Ruth is spiritual and good. She corresponds with Martin, and an intensity
develops between them. Ruth's encouragement and love allow Martin's true
self to emerge. He is not dangerous; he is kind, good, thoughtful, warm,
and caring. Ruth was lonely before she met Martin. Now she feels that she
has something to live for. This is a rich tale of trust and sharing.
We see Martin's prison from an insider's point of view, "their absolute
power and their unquestionable authority;" the "humiliation of
a strip search," the behavior of the guards, and the brutal and sadistic
conditions. "A prisoner was beaten nearly to death last week and the
last I heard he is not expected to live. The guards who beat him claimed
their actions were justified due to the prisoner's aggressive behavior.
In other words, he refused to be submissive. He refused to accept their
physical brutality without trying to defend himself."
Ruth is the perfect complement to Martin. The disparities in their ages,
colors, and religions do not exist.

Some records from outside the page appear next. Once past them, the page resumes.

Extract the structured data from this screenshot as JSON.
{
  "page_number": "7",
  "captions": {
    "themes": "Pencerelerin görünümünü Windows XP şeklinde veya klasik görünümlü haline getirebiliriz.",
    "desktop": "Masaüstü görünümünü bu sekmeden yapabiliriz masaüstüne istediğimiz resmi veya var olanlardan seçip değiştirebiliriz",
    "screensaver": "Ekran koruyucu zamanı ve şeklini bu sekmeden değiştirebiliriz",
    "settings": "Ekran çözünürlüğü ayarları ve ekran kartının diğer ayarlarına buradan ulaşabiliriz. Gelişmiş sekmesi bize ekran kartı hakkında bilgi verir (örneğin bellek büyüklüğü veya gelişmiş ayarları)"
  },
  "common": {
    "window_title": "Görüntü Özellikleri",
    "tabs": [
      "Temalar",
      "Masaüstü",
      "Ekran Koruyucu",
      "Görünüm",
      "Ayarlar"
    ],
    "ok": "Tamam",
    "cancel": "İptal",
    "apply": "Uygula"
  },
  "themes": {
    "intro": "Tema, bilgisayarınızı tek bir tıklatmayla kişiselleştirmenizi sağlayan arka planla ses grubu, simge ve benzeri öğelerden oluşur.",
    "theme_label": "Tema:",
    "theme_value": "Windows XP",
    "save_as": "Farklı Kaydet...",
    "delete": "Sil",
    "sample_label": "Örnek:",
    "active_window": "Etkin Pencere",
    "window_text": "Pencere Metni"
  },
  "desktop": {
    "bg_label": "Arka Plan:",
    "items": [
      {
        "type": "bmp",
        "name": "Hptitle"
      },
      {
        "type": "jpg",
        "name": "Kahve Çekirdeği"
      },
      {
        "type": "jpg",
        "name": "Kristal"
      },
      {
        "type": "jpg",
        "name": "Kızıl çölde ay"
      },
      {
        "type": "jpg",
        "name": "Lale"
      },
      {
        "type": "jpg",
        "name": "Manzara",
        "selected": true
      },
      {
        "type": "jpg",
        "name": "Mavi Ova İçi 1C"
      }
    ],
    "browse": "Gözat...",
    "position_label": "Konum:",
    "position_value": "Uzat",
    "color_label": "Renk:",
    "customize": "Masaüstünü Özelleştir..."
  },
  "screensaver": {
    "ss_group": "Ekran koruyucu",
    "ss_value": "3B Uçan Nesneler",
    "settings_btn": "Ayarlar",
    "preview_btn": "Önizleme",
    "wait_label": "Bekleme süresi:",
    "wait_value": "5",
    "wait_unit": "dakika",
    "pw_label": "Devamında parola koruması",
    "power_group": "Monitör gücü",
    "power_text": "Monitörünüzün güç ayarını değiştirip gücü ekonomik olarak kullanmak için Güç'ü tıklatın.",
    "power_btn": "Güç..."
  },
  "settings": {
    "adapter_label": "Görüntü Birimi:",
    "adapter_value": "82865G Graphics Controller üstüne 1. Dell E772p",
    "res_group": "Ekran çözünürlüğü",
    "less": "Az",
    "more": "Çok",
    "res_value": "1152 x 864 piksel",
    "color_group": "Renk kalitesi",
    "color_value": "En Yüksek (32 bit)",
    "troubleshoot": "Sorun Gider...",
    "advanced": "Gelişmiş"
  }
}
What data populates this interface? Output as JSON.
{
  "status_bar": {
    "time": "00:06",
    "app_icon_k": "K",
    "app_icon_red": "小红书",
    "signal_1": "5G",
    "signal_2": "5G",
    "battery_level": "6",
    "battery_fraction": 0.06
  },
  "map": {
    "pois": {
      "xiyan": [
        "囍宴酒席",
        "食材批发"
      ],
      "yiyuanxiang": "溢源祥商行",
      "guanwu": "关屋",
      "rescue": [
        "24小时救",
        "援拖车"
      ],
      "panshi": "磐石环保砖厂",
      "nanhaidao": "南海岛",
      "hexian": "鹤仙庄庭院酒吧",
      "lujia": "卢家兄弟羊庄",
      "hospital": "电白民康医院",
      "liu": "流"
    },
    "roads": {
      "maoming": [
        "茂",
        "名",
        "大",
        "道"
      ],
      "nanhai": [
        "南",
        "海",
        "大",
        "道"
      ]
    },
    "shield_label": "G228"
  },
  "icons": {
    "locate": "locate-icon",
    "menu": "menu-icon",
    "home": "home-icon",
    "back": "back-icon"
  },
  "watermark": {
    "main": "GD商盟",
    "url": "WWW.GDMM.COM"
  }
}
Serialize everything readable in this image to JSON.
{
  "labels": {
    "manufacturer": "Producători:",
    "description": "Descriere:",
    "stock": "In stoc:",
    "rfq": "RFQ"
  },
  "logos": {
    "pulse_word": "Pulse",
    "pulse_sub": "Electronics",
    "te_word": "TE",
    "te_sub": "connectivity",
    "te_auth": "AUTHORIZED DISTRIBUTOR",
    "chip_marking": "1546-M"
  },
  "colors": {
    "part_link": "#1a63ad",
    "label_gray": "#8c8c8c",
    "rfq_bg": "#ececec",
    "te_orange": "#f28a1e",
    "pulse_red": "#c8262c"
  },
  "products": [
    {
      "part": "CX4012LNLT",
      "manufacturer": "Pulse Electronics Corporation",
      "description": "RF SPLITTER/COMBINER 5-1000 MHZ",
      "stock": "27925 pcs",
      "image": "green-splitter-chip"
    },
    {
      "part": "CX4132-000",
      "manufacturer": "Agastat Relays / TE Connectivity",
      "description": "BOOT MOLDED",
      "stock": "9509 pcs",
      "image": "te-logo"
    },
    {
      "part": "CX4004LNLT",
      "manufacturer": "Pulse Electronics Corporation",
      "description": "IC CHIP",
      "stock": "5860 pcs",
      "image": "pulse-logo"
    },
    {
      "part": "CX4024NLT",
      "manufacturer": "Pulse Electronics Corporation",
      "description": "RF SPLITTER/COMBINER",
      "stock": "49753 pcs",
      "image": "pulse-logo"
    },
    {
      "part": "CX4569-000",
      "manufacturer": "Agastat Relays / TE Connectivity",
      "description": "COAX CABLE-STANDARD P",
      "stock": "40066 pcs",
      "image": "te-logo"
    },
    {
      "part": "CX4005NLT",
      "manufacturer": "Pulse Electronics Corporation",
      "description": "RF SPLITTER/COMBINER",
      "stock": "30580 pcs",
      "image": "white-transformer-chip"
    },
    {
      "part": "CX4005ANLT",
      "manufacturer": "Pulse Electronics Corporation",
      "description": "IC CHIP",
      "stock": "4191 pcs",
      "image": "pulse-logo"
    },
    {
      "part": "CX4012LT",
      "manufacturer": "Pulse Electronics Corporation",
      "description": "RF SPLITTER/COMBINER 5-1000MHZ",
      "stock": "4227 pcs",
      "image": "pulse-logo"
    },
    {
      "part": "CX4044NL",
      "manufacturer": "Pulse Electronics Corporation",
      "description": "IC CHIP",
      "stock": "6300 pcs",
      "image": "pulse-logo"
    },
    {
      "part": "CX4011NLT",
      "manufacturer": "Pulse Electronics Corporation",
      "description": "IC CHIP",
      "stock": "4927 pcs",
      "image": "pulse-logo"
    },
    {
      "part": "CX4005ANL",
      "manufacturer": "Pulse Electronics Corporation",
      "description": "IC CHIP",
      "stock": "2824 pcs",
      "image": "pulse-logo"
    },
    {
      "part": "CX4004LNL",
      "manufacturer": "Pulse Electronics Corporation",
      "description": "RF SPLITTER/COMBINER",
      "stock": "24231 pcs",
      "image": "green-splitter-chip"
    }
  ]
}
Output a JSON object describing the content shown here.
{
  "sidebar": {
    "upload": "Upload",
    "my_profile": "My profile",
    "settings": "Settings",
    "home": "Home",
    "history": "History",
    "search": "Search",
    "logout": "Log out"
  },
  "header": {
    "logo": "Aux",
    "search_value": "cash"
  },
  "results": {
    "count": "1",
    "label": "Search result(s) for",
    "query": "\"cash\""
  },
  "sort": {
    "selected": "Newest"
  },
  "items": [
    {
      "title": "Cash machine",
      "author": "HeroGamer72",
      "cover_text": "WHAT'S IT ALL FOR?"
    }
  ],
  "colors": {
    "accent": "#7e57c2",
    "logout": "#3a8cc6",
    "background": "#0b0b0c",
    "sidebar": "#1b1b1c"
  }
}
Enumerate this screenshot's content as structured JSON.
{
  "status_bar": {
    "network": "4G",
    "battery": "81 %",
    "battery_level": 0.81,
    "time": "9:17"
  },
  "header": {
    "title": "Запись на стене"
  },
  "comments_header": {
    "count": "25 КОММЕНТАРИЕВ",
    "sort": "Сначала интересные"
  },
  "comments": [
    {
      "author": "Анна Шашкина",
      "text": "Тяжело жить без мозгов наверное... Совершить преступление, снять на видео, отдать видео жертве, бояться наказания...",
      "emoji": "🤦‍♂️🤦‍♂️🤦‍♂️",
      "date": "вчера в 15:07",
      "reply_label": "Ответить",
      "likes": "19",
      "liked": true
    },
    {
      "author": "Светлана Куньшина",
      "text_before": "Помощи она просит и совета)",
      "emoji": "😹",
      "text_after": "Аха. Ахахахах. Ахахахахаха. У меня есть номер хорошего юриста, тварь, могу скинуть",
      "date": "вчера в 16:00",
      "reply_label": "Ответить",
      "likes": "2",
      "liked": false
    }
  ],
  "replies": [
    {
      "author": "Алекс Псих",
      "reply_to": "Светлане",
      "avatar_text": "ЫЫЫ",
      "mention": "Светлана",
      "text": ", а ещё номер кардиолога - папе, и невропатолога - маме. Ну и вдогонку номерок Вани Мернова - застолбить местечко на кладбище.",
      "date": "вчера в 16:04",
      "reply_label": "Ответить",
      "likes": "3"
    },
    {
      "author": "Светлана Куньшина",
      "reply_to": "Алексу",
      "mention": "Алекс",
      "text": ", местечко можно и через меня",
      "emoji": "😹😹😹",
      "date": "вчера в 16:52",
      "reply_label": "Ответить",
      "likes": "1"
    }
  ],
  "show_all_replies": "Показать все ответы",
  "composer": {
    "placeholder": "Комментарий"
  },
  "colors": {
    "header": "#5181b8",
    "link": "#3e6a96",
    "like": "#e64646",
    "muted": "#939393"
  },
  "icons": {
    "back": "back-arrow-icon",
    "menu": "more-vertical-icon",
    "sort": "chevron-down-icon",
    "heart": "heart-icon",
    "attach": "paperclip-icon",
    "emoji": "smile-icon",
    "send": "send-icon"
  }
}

They are meshed and blended in thought.
"There is so much that is barbaric in these supposedly 'enlightened'
times. I am thinking of the cement bed with 4-point restraints and the consciousness
of the workers there. . . . they only see your violent side. I see your
gentle side."
Part II of Serving Time Together describes a trial in which Martin is accused
of assaulting a corrections officer. We are in the courtroom. "My public
defender ceased his efforts to conceal that he was working hand in hand
with the prosecutor against me. I was standing before the judge, trying
to understand, not only in words, but the underlying meaning of them. These
people know that the average guy who comes into that courtroom charged with
battering correction officers, is no more guilty than they are, but they
exhaust the taxpayers' money trying to prove an innocent man guilty."
"I went back to court this morning for sentencing. The judge, prosecutor,
and public defender declared me beyond salvage; then the judge sentenced
me to life in prison, pronouncing the sentence with a religious venom. I
was the only Black face in the courtroom and according to them, the only
criminal. I was shackled, but I called out to the judge, "No matter
how pious and just they pretend to be, white people, when judging the oppressed,
still have their white judgment equal to a lynching."
With the savvy of George Jackson, Sundiata and Mumia, this brother doesn't
miss a trick. "I am thinking of the not uncommon corporal abuse inflicted
on ghetto kids, especially Blacks. Yes, it had its origins. It is a mixture
of fear and frustration manifested into a good lashing of the whip by the
old white slave masters. This tradition was handed down from the slave masters
to their slaves, from slaves to their children and so on. . . "
Ruth concurs. "These people are villains. They see no double standard
in releasing the rich and prosecuting the poor, nor in treating people of
different races in different ways, nor in behaving as criminally as any
of the inmates they have power over. . . "
Martin and Ruth have meshed in their insights and their hopes. We become
part of their story, sharing the pain of Brothers and Sisters locked away
in tombs across the nation, waiting for sanity to reign.